Although a few years ago it may have been hard for strong voices to use the Internet as a platform to get their message(s) heard, the likes of Twitter, Facebook, and YouTube have helped change that. Now, anyone with enough social media savvy or YouTube subscribers can build their own brand, and oftentimes make a decent living off just being themselves. Of course, it’s much broader than that, but the truth is the Internet can be one of the more influential platforms around.
To that point, TIME has just released their latest list of the 30 most influential people on the Internet. It’s filled with some familiar faces in the political sector, including President Barack Obama, as well as a few celebrities, but there are two new additions that have caught many a gamer eye.
Although it’s hard to compare one list member to another, we can report that YouTube celebrity and popular Let’s Play-er Pewdiepie (real name: Felix Kjellberg) as well as feminist games critic Anita Sarkeesian have made the cut for 2015. Each of the influential games media members explore a different side of the industry – Pewdiepie the Let’s Play community and Sarkeesian games criticism – but both were deemed worthy of making TIME’s list of 30.
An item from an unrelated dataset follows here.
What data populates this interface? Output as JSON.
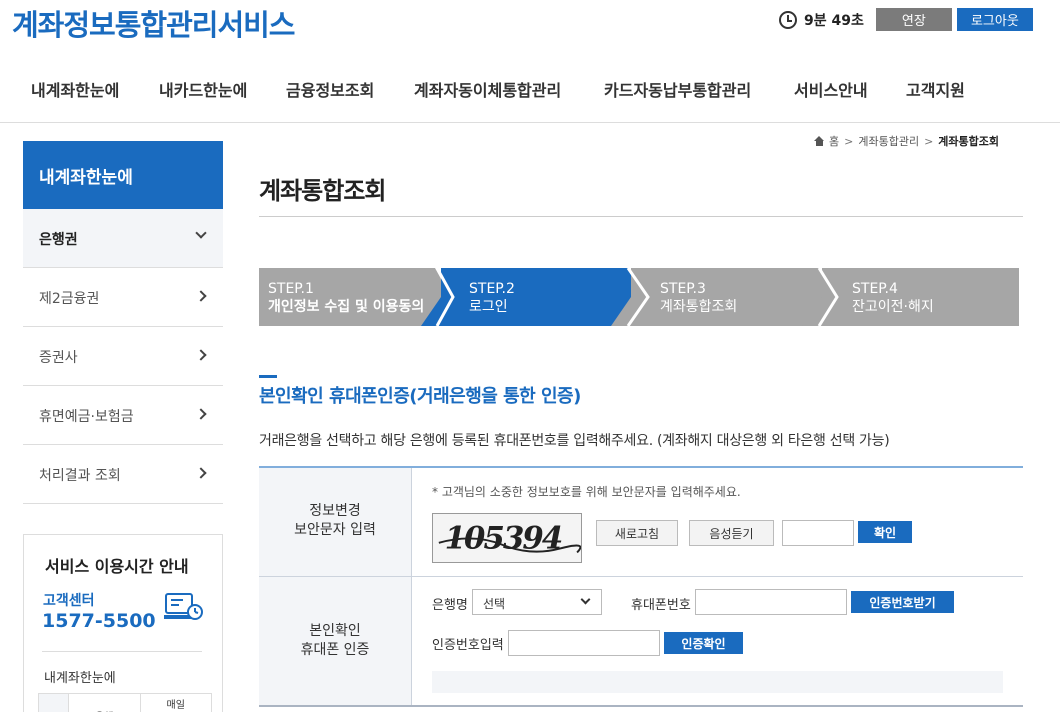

For Pewdiepie the selection is a no-brainer. As the owner of the most subscribed channel on YouTube (he currently has 35 million subscribers), Kjellberg has the eyes and ears of a younger generation, but one that is no less capable of change. Sure, Pewdiepie’s videos may be silly and his approach may rub some people the wrong way, but there’s no way to deny his reach.
Kjellberg even uses that reach to better the world, as evidenced by his $446,000 Charity Water campaign. All he needed to do was ask subscribers (his Bro Army) for support, and nearly half a million was raised. That’s some influence.
Sarkeesian, on the other hand, has garnered a spot on the TIME’s Most Influential People on the Internet list for different reasons. Her Feminist Frequency video series has drawn considerable attention from games media for its criticism of gaming’s lack of diversity. In some cases, that attention has been good, and others it has been very bad.
Still, there’s no denying Anita Sarkeesian’s polarizing views have helped increase her profile and her reach. Her experience with death threats was no doubt a worrying one, but it also caught the attention of people outside of the game’s media. Stephen Colbert even had Sarkeesian on his show to talk about Feminist Frequency.
It’s no secret that gaming is increasing its reach by massive numbers, but list members like these prove the industry is more than just entertainment. Gaming may be the platform, but someone like Pewdiepie can take that simple act and use it to influence millions of people. And to think it all started with a Swedish guy yelling at a computer monitor.
Do you think Pewdiepie is an influential person on the Internet? Do you follow Anita Sarkeesian’s work?